Die EU-Kommission verlangt von Polen binnen drei Monaten Änderungen an der umstrittenen Justizreform. Die Behörde treibt damit das zum ersten Mal angewandte Verfahren zum Schutz der Rechtsstaatlichkeit weiter voran. Gebe es keine zufriedenstellende Lösung, seien Sanktionen möglich, die bis zum Entzug von Stimmrechten reichen können.

Brüssel wirft der Warschauer Regierung vor, rechtswidrig die Ernennung mehrerer Verfassungsrichter rückgängig gemacht, die Unabhängigkeit des Gerichts eingeschränkt und seine Beschlüsse missachtet zu haben. Bisher hatte die Kommission Warschau nur verwarnt, nun leitete sie die nächste Stufe des Verfahrens ein.

Trotz der Gespräche seit Jahresanfang seien die Hauptaspekte, die das Prinzip der Rechtsstaatlichkeit gefährdeten, nicht aus der Welt geschafft worden, sagte Kommissions-Vizepräsident Frans Timmermans am Mittwoch in Brüssel. Deshalb lege Brüssel nun konkrete Empfehlungen vor, "wie diese Bedenken ausgeräumt werden können, so dass das polnische Verfassungsgericht seine Aufgabe der Rechtsprechung zur Verfassung wirksam ausüben kann".

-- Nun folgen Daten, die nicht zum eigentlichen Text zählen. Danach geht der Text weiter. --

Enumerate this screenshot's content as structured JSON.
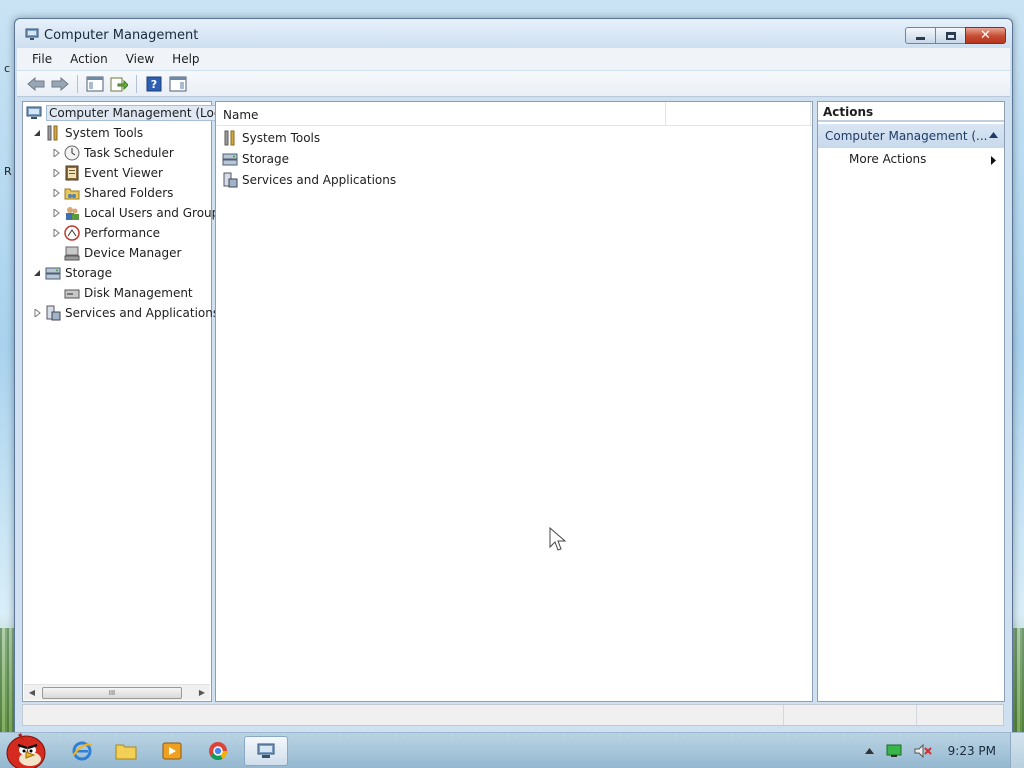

So müssten die drei Richter, die von der Vorgängerregierung im Oktober ernannt wurden, ihre Posten antreten. Zudem sollten Urteile veröffentlicht und umgesetzt werden, um sicherzustellen, dass die Entscheidungen des Gerichts nicht von einem anderen Staatsorgan abhängig seien. Die Ergebnisse der sogenannten Venedig-Kommission des Europarats vom März müssten außerdem vollständig beachtet werden.

Zudem will die Kommission die "Gewähr, dass jede Reform des Verfassungsgerichtsgesetzes im Einklang steht mit den Urteilen des Verfassungsgerichts". Und das Gericht soll prüfen dürfen, ob das von Warschau erlassene Gesetz zu seiner Reform verfassungsgemäß ist - noch "bevor es in Kraft tritt".

"Die grundlegenden Bedenken sind weiterhin nicht ausgeräumt", sagte der Vizechef der Brüsseler Behörde, Frans Timmermans, am Mittwoch in Brüssel. Die EU-Kommission bemängelt insbesondere Hürden für das Verfassungsgericht.

Wenn die Regierung in Warschau nicht einlenkt, könnte die EU-Kommission die Anwendung von Artikel 7 der EU-Verträge vorschlagen. Er sieht vor, dass bei einer "schwerwiegenden und anhaltenden Verletzung" der im EU-Vertrag verankerten Werte einem Mitgliedsland in letzter Konsequenz auch die Stimmrechte entzogen werden können.

Das polnische Parlament hatte am Freitag Änderungen zur Ernennung von Richtern am Verfassungsgericht verabschiedet, welche die Reformen vom Dezember abmildern sollten. Die EU-Kommission hatte bereits durchblicken lassen, dass die neuen Maßnahmen weitere Fragen aufwerfen würden.

Die Brüsseler Behörde hatte Anfang des Jahres erstmals ein Verfahren gegen ein Mitgliedsland wegen möglicher Verletzungen der Rechtsstaatlichkeit eröffnet und dabei auch auf die Reformen am Verfassungsgericht verwiesen. Am Ende des Verfahrens, das sich womöglich noch Jahre hinzieht, kann theoretisch der Entzug der polnischen Stimmrechte im EU-Rat drohen. Dafür ist allerdings die Zustimmung aller anderen EU-Staaten notwendig. Der Polen-Verbündete Ungarn hat bereits klar gemacht, dass er Sanktionen gegen Warschau nicht unterstützen würde.